Active managers typically trade frequently. This high turnover rate is a major component of cost. High turnover is not always the fault of a mutual fund manager, however. Flighty investors who move money in and out of mutual funds can force a fund to buy and sell securities within the portfolio. To combat this, DFA does not offer shares to the retail investor unless they work with an approved advisor or meet very high minimums. Typical minimums are $2 million. In this way, investors in DFA funds enjoy exceptionally low turnover rates.
Financial Plan periodically reviews the 529 College Savings Plans of the fifty states. For clients who are residents of a state with an income tax, there can be advantages to investing in that state’s plan. For residents in a state without an income tax, such as Washington State, there is little motivation to restrict the selection to the home state. Our criteria in the selection process include the mutual fund companies that manage the plan, the internal investment costs, and the fee that the state exacts from the plan. Over the past ten years, Financial Plan has changed the plan that we use twice. Currently we are placing our clients into the Utah Educational Savings Plan (UESP) for its access to Dimensional Fund Advisors and Vanguard funds, its low internal costs, and the low fee .2% fee charged by the State of Utah.

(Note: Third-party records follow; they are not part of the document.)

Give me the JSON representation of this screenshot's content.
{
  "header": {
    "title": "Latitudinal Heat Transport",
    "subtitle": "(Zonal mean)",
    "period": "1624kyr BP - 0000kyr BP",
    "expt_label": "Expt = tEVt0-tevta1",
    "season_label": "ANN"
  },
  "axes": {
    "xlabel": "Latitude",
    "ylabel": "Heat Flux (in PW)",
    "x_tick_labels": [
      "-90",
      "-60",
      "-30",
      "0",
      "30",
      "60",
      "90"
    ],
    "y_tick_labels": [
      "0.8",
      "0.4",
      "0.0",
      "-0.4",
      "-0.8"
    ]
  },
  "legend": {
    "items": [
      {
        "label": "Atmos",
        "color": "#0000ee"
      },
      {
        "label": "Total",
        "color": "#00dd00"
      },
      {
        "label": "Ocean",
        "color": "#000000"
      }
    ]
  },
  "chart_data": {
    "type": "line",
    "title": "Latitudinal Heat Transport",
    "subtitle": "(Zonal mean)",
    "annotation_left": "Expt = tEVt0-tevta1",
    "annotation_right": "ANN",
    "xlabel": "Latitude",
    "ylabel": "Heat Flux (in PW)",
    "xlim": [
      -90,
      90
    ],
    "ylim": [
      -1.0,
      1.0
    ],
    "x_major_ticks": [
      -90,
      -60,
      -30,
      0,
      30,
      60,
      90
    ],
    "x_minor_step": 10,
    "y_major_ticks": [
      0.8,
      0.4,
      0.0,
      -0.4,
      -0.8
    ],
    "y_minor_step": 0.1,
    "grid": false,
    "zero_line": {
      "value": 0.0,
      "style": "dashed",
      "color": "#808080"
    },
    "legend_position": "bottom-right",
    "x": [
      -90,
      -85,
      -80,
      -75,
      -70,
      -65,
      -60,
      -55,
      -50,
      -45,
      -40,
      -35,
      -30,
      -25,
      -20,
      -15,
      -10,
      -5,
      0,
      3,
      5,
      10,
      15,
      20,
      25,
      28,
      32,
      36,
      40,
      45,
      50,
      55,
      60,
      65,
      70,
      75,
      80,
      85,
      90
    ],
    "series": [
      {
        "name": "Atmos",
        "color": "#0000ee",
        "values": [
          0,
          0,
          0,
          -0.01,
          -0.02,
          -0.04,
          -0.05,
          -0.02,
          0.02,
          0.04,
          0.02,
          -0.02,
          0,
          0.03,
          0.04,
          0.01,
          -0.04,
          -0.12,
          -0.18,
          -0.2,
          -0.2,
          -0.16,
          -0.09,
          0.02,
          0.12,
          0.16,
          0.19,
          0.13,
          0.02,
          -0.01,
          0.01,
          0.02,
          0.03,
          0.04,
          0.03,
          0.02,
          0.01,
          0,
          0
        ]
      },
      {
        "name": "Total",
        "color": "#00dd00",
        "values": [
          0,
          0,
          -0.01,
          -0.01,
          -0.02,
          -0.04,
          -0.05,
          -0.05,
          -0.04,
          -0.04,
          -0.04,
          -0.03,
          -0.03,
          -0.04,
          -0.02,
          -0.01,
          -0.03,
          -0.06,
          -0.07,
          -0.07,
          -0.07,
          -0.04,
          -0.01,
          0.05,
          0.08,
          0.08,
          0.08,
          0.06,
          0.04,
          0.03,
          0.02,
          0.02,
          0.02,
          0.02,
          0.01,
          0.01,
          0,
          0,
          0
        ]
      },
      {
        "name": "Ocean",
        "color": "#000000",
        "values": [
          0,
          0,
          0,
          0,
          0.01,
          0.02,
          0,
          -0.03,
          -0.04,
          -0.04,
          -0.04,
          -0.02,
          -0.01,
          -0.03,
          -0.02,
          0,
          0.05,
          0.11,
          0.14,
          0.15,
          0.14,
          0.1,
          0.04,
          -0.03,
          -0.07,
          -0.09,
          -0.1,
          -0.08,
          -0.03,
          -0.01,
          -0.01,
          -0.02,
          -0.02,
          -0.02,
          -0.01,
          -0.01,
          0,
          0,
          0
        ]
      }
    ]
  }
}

Financial Plan has contracted with Morningstar as our research engine. Morningstar provides us with robust portfolio management and performance reporting, advanced research capabilities, sophisticated investment planning, and secure client communications using our Morningstar Portal.
The Morningstar Portal is one of our three client portals. It provides data including daily value of all accounts, overall asset allocation, a breakdown of assets by global region, and a breakdown of accounts by tax status. The details of each account can be viewed, including data on equity holdings such as expense ratio, turnover ratio, book to market ratio, current dividend, and total return over one year and five years. For bond holdings, data on interest rate, credit equality, duration and maturity data are also displayed. All transactions are listed including advisory expenses, and a cumulative time-weighted return chart for each account is displayed.

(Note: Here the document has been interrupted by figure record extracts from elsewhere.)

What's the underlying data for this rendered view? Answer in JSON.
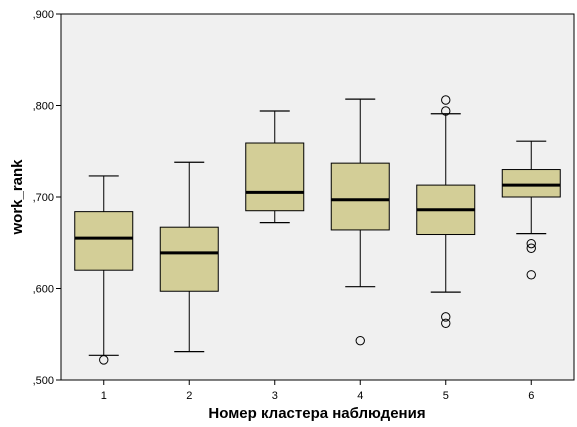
{
  "chart_data": {
    "type": "boxplot",
    "title": "",
    "xlabel": "Номер кластера наблюдения",
    "ylabel": "work_rank",
    "ylim": [
      0.5,
      0.9
    ],
    "y_ticks": [
      0.5,
      0.6,
      0.7,
      0.8,
      0.9
    ],
    "y_tick_labels": [
      ",500",
      ",600",
      ",700",
      ",800",
      ",900"
    ],
    "categories": [
      "1",
      "2",
      "3",
      "4",
      "5",
      "6"
    ],
    "boxes": [
      {
        "category": "1",
        "whisker_low": 0.527,
        "q1": 0.62,
        "median": 0.655,
        "q3": 0.684,
        "whisker_high": 0.723,
        "outliers": [
          0.522
        ]
      },
      {
        "category": "2",
        "whisker_low": 0.531,
        "q1": 0.597,
        "median": 0.639,
        "q3": 0.667,
        "whisker_high": 0.738,
        "outliers": []
      },
      {
        "category": "3",
        "whisker_low": 0.672,
        "q1": 0.685,
        "median": 0.705,
        "q3": 0.759,
        "whisker_high": 0.794,
        "outliers": []
      },
      {
        "category": "4",
        "whisker_low": 0.602,
        "q1": 0.664,
        "median": 0.697,
        "q3": 0.737,
        "whisker_high": 0.807,
        "outliers": [
          0.543
        ]
      },
      {
        "category": "5",
        "whisker_low": 0.596,
        "q1": 0.659,
        "median": 0.686,
        "q3": 0.713,
        "whisker_high": 0.791,
        "outliers": [
          0.806,
          0.794,
          0.569,
          0.562
        ]
      },
      {
        "category": "6",
        "whisker_low": 0.66,
        "q1": 0.7,
        "median": 0.713,
        "q3": 0.73,
        "whisker_high": 0.761,
        "outliers": [
          0.649,
          0.644,
          0.615
        ]
      }
    ],
    "grid": false,
    "colors": {
      "plot_background": "#F0F0F0",
      "box_fill": "#D3CE97",
      "stroke": "#000000",
      "page_background": "#FFFFFF"
    }
  }
}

Financial Plan has contracted with By All Accounts to aggregate held-away accounts together with our custodial accounts. This makes it possible for Financial Plan to view holdings and effectively trade on an account regardless of where it is held. For example, in addition to accounts that are held at our custodian TD Ameritrade institutional, we manage held-away accounts such as Fidelity and Vanguard 401k plans, TIAA insurance policies, Utah 529 plans, Vanguard fee-only annuities, TRS plans, and others. The ability to aggregate is of importance in regard to objectivity: at times we will advise a rollover from a 401k to a TD Ameritrade IRA, or a “reverse” rollover from a TD Ameritrade IRA to a 401k. When we manage all accounts, regardless of where they are held, rollovers cause no change to our revenue. This eliminates a conflict of interest.

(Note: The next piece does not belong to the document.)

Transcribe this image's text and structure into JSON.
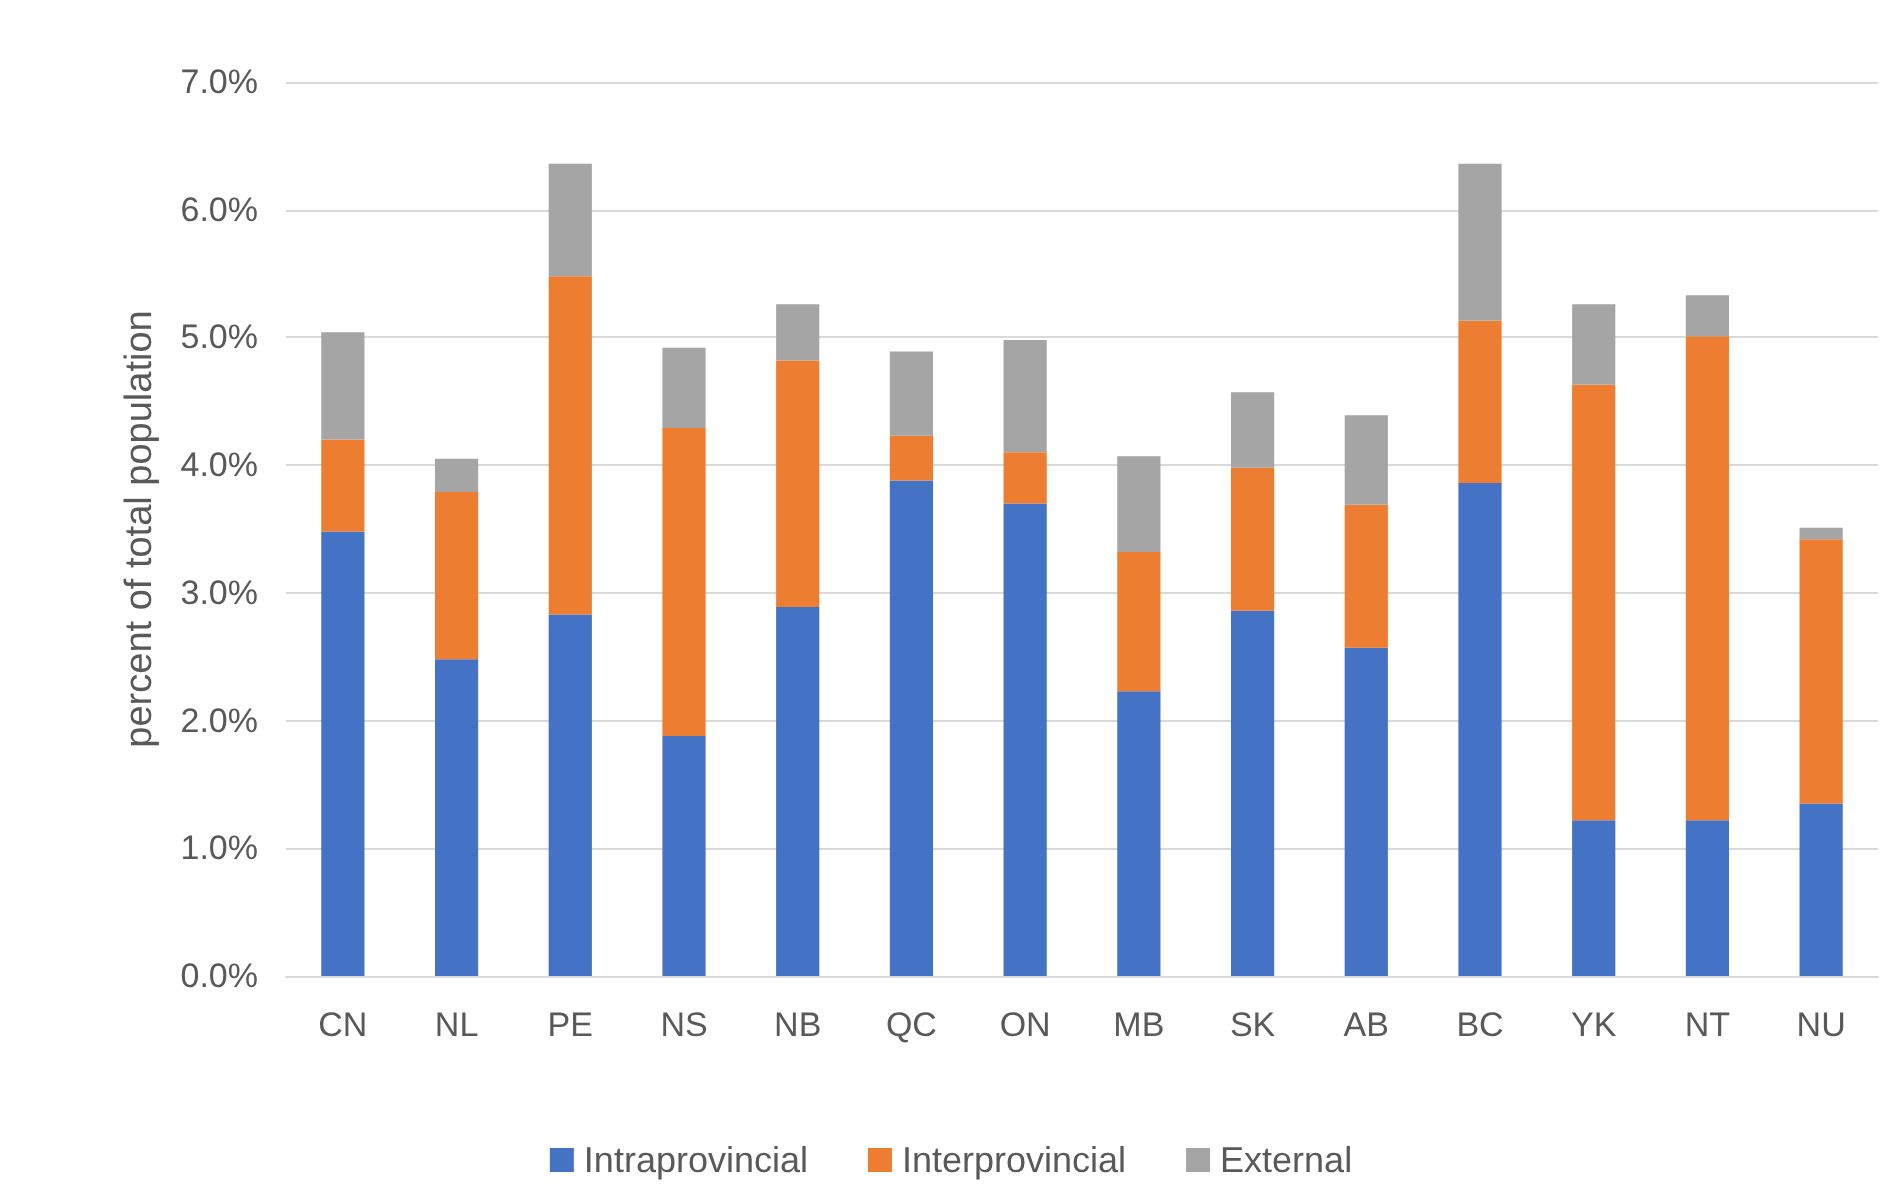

Financial Plan has contracted with eMoney to provide a robust investment and tax engine to assist in our financial plans. eMoney provides an intuitive interface, making it easy for advisors to illustrate various aspects of financial plans, including the balance sheet, cash flow statements, straight-line projections for the future, and Monte Carlo projections. Our Plan Dashboard is a personal website that allows clients to view their financial plan online. Important documents can be stored in the website vault. All information is protected behind a firewall and doubly encrypted.